— Что говорить! — молвила на то Манефа. — Как не тужить по этакой дочери!.. Сызмальства росла любимым детищем… Раскипятится, бывало, на что, — уйму нет на него, близко не подходи, в дому все хоронятся, дрожмя-дрожат, а она семилеткой еще была — подбежит к отцу, вскочит к нему на колени, да ручонками и зачнет у него на лбу морщины разглаживать. Поглядит на нее и ровно растает, смягчится, разговорчивый станет, веселый. И в дому все оживает, про гнев да про шум и помину нет… Любимая дочка, любимая!.. — вздохнула Манефа. — Теперь кому его гнев утолять?..
— Добрый человек завсегда с огоньком, — заметила Марья Гавриловна. — А злобного в Патапе Максимыче нет ни капельки.
— Злобы точно что нет, — согласилась Манефа. — Зато своенравен и крут, а разум кичливый имеет и самомнительный. Забьет что в голову — клином не вышибешь. Весь в батюшку родителя, не тем будь помянут, царство ему небесное… Гордыня, сударыня — гордыня… За то и наказует господь…
— Не в примету мне, чтоб горделив аль заносчив он был. — молвила Марья Гавриловна.
— Где ж вам приметить, сударыня? — ответила Манефа. — Во всем-то кураже вы его не видали… Поглядеть бы вам, как сцепится он когда с человеком сильней да именитей его… Чем бы голову держать уклонно, а речь вести покорно, ровно коза кверху глядит… Станет фертом, ноги-то азом распялит!.. Что тут хорошего?..
— По моему рассужденью, матушка, — сказала на то Марья Гавриловна, — если человек гордится перед слабым да перед бедным — нехорошо, недобрый тот человек… А кто перед сильным да перед богатым высоко голову несет, добрая слава тому.
— Хорошо так судить вам, Марья Гавриловна, как дедов у вас нет никаких…— ответила Манефа. — А у Патапа и торговля, и горянщина, суда на Волге и вдоволь наемного народу, — значит, начальство всегда может привязку ему сделать… Оттого и не след бы ему огрызаться…
Опять же в писании сказано: «Всяка душа власти повинуется»… Чего еще?.. За непокорство не хвалю его, за гордость проклятую, а то, что говорить, — человек добрый. Он ведь, сударыня, — если по правде говорить, только страх на всех напускает, а сам-от вовсе не страшен, не грозен… Ну, а любит, чтоб боялись его… Как вздумает кого настращать, и не знай чего насулит, а потом ничего не сделает… Добро еще, пожалуй, сделает… Вот с начальством — тут уж другое дело…

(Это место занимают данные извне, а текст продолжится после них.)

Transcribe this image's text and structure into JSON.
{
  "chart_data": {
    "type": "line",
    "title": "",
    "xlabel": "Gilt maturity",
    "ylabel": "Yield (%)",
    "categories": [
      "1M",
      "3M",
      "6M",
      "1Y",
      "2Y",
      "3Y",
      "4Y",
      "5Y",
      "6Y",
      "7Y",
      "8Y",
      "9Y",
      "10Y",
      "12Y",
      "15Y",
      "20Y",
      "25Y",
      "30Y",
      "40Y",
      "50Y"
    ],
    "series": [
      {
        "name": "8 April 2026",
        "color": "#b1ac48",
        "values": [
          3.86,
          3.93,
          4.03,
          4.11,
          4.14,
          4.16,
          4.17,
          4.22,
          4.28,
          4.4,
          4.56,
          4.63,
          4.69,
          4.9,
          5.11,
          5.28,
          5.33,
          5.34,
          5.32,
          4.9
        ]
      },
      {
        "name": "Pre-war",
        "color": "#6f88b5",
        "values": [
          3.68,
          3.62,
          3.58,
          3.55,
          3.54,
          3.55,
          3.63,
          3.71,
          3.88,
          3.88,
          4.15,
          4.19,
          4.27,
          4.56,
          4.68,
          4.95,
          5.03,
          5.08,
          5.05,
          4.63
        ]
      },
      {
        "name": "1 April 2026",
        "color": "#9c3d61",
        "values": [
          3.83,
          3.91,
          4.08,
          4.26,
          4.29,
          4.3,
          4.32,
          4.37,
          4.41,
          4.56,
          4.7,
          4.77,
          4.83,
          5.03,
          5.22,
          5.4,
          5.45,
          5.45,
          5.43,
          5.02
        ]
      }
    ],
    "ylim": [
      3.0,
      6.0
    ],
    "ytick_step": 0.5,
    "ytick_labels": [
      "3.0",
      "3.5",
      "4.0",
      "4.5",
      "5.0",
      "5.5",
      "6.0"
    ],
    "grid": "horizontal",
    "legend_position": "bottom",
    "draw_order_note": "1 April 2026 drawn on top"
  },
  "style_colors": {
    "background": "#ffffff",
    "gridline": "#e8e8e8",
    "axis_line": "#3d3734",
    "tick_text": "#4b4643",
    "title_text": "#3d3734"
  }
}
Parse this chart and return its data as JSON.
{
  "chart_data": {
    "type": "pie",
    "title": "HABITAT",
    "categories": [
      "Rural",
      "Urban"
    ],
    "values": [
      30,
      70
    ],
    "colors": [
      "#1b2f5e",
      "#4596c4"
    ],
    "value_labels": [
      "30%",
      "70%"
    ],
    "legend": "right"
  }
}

— Не ладит? — спросила Марья Гавриловна.
— Всяко бывает, — ответила Манефа. — Теперь губернатору знаком, в чести у него, в милости… Малые-то начальники забижать и не смеют… Да ведь губернатор не вечен, смениться может, другой на его место сядет — каков-то еще будет?.. Опять же наше дело взять — обительское. В «губернии»[171]
. Все знают, что Патапом скиты держатся, что он первая за нас заступа и по всем нашим делам коренной ходатай… Ну как за гордыню-то его да на все скиты холодком дунут? Куда пойдем?.. Теперь же где ни послышишь — строгости: скиты зорят, моленны печатают, старцев да стариц по дальним местам рассылают. Силен и славен был Иргиз, и с тем покончили. Лаврентьев порешен, в Стародубье[172] мало что осталось. И на заводах[173] и на Дону, везде утеснение. Здесь покамест бог милует, а надолго ль, кто может сказать?.. Пожалуй, и нашему Керженцу близка череда… По теперешнему гонительному времени надо бы Патапу Максимычу со всеми ладить — большое ль начальство, малое ли — в черный день всякое сгодится… Ох, сударыня Марья Гавриловна, настали дни, писанием прореченные: «Искупующе время, яко дни зли суть…» Тут не гордостью озлоблять, ублажать надо всякого, поклоняться всякому — были бы милостивы… А он?.. Говорить ему станешь — ругается, просить станешь — хохочет… Намедни, как перед масленой у него гостила я, Христом богом молила повеселить чем-нибудь исправника, был бы до нас подобрее, а он, прости господи, ржет себе, ровно кобыла на овес.— А слыхала я, матушка, Комарову скиту царская грамота дана, чтоб никогда не рушить его? — спросила Марья Гавриловна. — Говорят, такая грамота есть у Игнатьевых.
— Нет такой грамоты, сударыня, — ответила Манефа. — Посулили, да не дали.
— Отчего же так? — спросила Марья Гавриловна.